Store data-informed online operations in unexpected ways. Staff learned which questions customers asked most frequently, shaping website content and product descriptions. Try-on patterns revealed style preferences by region, optimizing inventory allocation. Geographic foot traffic guided decisions about additional locations.

The economics supported expansion. Customers who shopped both online and in stores demonstrated higher lifetime value than single-channel buyers. Return rates dropped when people could examine products before purchasing. Physical locations in high-traffic areas generated brand awareness without additional advertising spend.

Hawkers’ omnichannel approach positioned the company ahead of broader industry shifts. Deloitte’s 2025 Retail Outlook identifies “accelerating digital transformation/omnichannel capabilities” as a top priority for retail executives. What seemed contrarian in 2018 became standard practice by 2025.
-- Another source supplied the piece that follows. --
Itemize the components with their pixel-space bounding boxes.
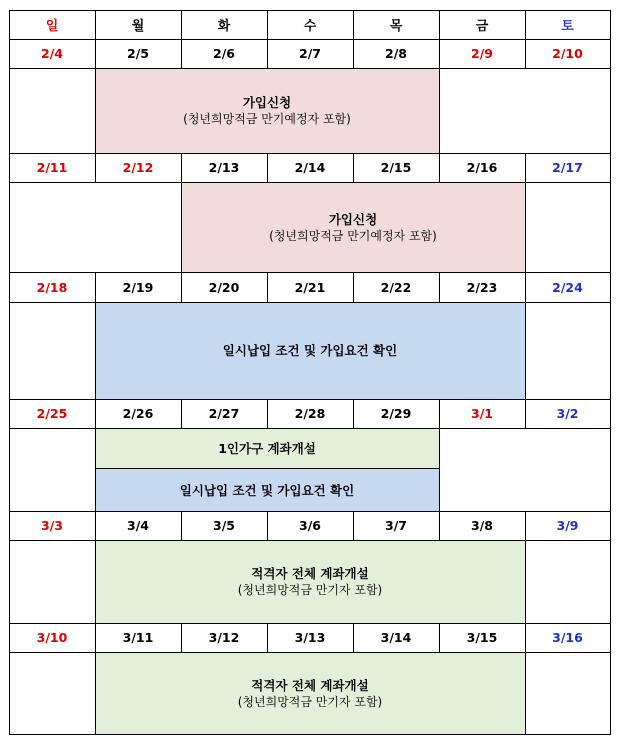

The physical expansion revealed a crucial aspect of Hawkers’ sustainability. The company had built real infrastructure, owned its supply chain, and created genuine brand value beyond viral social media campaigns. That foundation distinguished Hawkers from competitors who relied solely on paid digital acquisition.

Maintaining Value During Downturns

Spain faced economic challenges in the late 2010s. Consumer spending tightened. Competitors increased promotional activity, pressuring Hawkers to discount aggressively to maintain market share.

Alejandro Betancourt López focused on value rather than price wars. The company introduced new product lines, improved quality, and enhanced customer service=. Sustainability initiatives—including sunglasses made from recovered ocean plastic—aligned with consumer values while differentiating Hawkers from purely price-driven competitors.

“We always have been conscious about sustainability, and we know that the market is shifting toward that direction,” Betancourt López said. “Everyone is getting more conscious and wanting to understand how the product they buy impacts their life, but also the world and environment as well.”

Strategic patience paid off. Brands that slashed prices to maintain short-term sales damaged their long-term positioning. Hawkers emerged from economic challenges with strengthened brand equity and customers who valued more than just low prices.

The journey from $300 startup to a global brand demonstrates what happens when capable founders meet strategic capital and operational expertise. Alejandro Betancourt López provided more than money—he built infrastructure, scaled proven strategies, and made contrarian decisions that positioned Hawkers for sustained growth across changing market conditions.